Dive Sites / 21 views
The Blue Hole is a diving location on the southeast Sinai, a few kilometres north of Dahab, Egypt on the coast of the Red Sea. Located about thirty minutes jeep ride from Dahab, it is accessible from shore with entry into the blue water just a few meters from the rocky shoreline. Bedouin type facilities surround the main entry – exit points, with toilets, seating, food and drinks available. Whilst entry into the Blue Hole pool is one option, quite a nice alternative is to make a short walk to the north, along the rocky coastal path and enter through a gap in the shoreline rocks.
The Blue Hole is a submarine sinkhole, with a maximum depth within the hole of just over 100 m (328 feet). There is a shallow opening to the sea around 6 m (20 feet) deep, known as “the saddle”, and a 26 m (85 feet) long tunnel, known as “the arch”, whose top is at a depth of 55 m (181 feet), and whose bottom falls away as it reaches the seaward side to about 120 m (394 feet). On the seaward side the depth drops steeply to over a thousand metres (3500 feet) deep. The hole and the surrounding area have an abundance of coral and reef fish.

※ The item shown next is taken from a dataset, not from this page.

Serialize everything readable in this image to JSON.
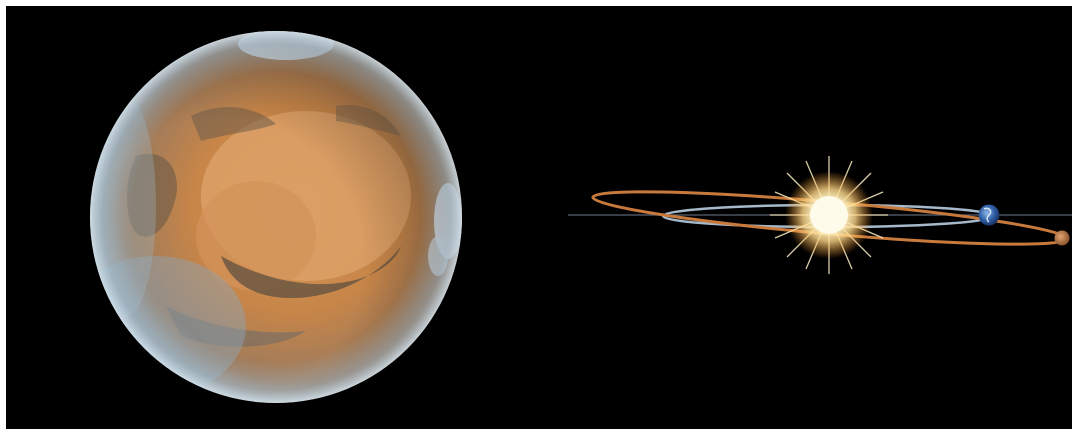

The Blue Hole is a hot spot for freediving because of the depth directly accessible from shore and the lack of current.
The Blue Hole at Dahab is believed to be by far the most dangerous and deadliest dive site in the world, with some suggesting it to have claimed the lives of 130 to 200 divers in recent years. The reasons why this site is the most dangerous in the world are not clearly understood, with differing explanations given for its high death rate.